Oysa İzmir'in gerçek girişimcileri önemli yatırımlarını bir bir yabancılara devretti. Yeni yatırımlar da devlet veya kamu desteklerini aldıktan sonra bu kentin dışındaki veya yabancı yatırımcılara aktarılıyor. Bundan kazananların ise kimlerin olduğu fazlaca bilinemiyor..
Son günlerde yeni bir girişim daha bu sıfatla İzmirli'den ve Ankara'dan merkezi hükümetten taleplerde bulundu. 114 ortaklı İzair firması daha uçmadan Sabancı-Doğan aileleri bireylerinden Ali Sabancı'nın uçak şirketinin kanatları altına girdi. Oysa aylardır uçuş ruhsatları için "İzmirliler" adına destek isteniyordu. Bu yönde kamuoyu oluşturan şirket, aldığı uçuş hakkı ile Pegasus ile uçmaya başladı.
Oysa kısa bir süre önce yapılan açıklamalarda, yurt içi ve yurt dışı seferleri yapacağını açıklayan şirket, Londra, Paris, Frankfurt, Münih, Berlin, Hamburg, Moskova, Viyana, Milano, Tel Aviv, Atina, Amsterdam, Düsseldorf, Brüksel ve Zürih'e uçuş düzenleyeceklerini belirtmişti. "İlk seferi Atina'ya" yaşacaklarını belirten havayolu şirketi. iç hatlarda ise İstanbul, Adana, Gaziantep, Trabzon, Antalya, Ankara ve talep gelecek diğer illere uçacaklarını belirtip, "Yılda yaklaşık 8 bin 500 sefer yapmayı, 1 milyon yolcu ve 2 bin ton kargo taşımayı planladıklarını" kaydettiler.
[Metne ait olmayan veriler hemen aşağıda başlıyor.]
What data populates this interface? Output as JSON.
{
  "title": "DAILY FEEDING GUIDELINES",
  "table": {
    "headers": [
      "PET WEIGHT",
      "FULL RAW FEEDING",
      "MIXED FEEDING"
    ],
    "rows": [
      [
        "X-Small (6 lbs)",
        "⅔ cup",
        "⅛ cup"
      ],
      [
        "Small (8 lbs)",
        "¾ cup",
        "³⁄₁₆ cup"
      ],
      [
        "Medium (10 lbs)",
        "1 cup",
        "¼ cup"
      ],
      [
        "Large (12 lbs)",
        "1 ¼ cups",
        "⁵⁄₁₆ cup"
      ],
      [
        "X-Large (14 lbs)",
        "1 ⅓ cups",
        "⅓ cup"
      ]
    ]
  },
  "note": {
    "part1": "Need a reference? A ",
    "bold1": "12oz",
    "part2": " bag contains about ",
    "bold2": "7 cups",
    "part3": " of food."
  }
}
İzmir'den elde ettikleri kazançları, şirketleri devredip, artık bu bu kenti sadece yazlık olarak kullanan bir bölüm girişimcinin kentte kenara çekilmesinin ardından İzmir'de iki grup yatırımcı dikkat çekmeye başladı. Bunlardan birinci grubu, "Haydi hep beraber kalkınalım" sloganıyla yola çıkıp, kendilerini kalkındırma adına kamuoyunda boy gösterenler. İkinci grup içinde ise dışarıdan bu kente yatırım yapma cesaretini gösterenler ile geçmişte bir atölye ile yola çıkıp, bugün orta boy sanayici ve ihracatçı konumuna gelenler.
Önümüzdeki süreç bu iki grubun kamuoyu oluşturma konusundaki ciddi ve anlamlı mücadelesinin yaşanacağı süreçtir.
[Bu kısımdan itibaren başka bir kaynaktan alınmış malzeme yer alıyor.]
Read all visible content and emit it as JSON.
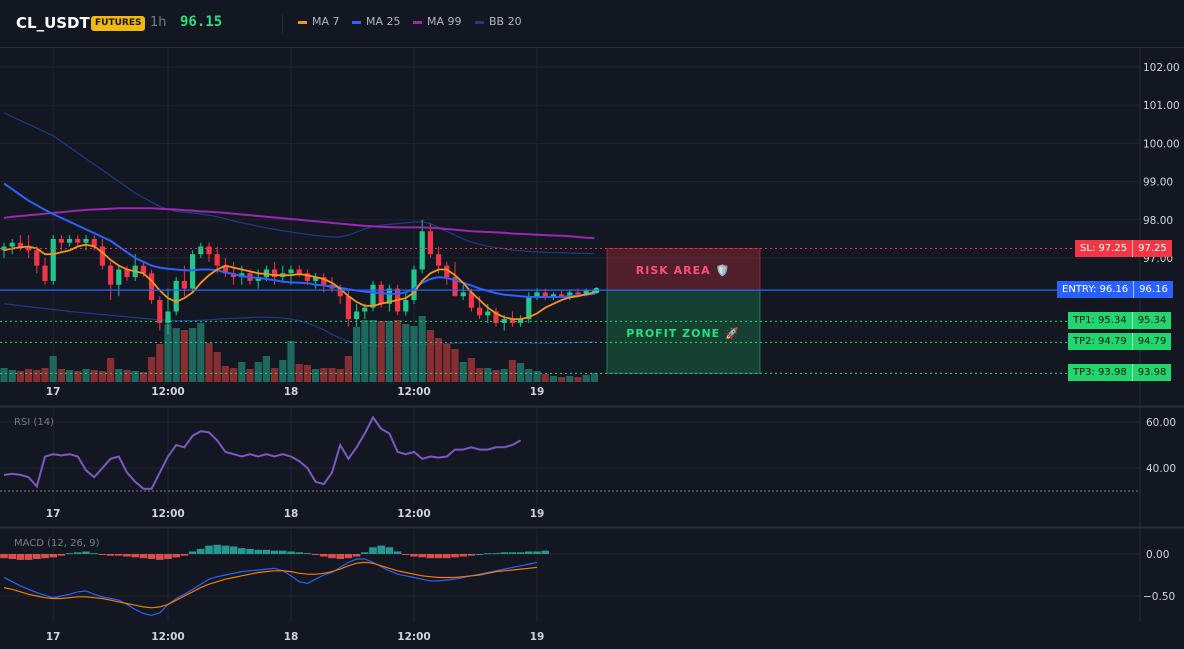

İşte bu alanda yaşanacak sonuçlar, İzmir'de gerçek İzmirli girişimcilerin kimlerin olduğu yolundaki kararı vermemize neden olacaktır.
Bugün ise İzmir adına yatırım yaptığını söyleyip destek isteyenlere ise temkinli bakmak zorunluluğu vardır. Çünkü, bu gruptaki kişi ve işletmeler, gerçek yatırımcının belki de görünmemesine neden olmaktadırlar.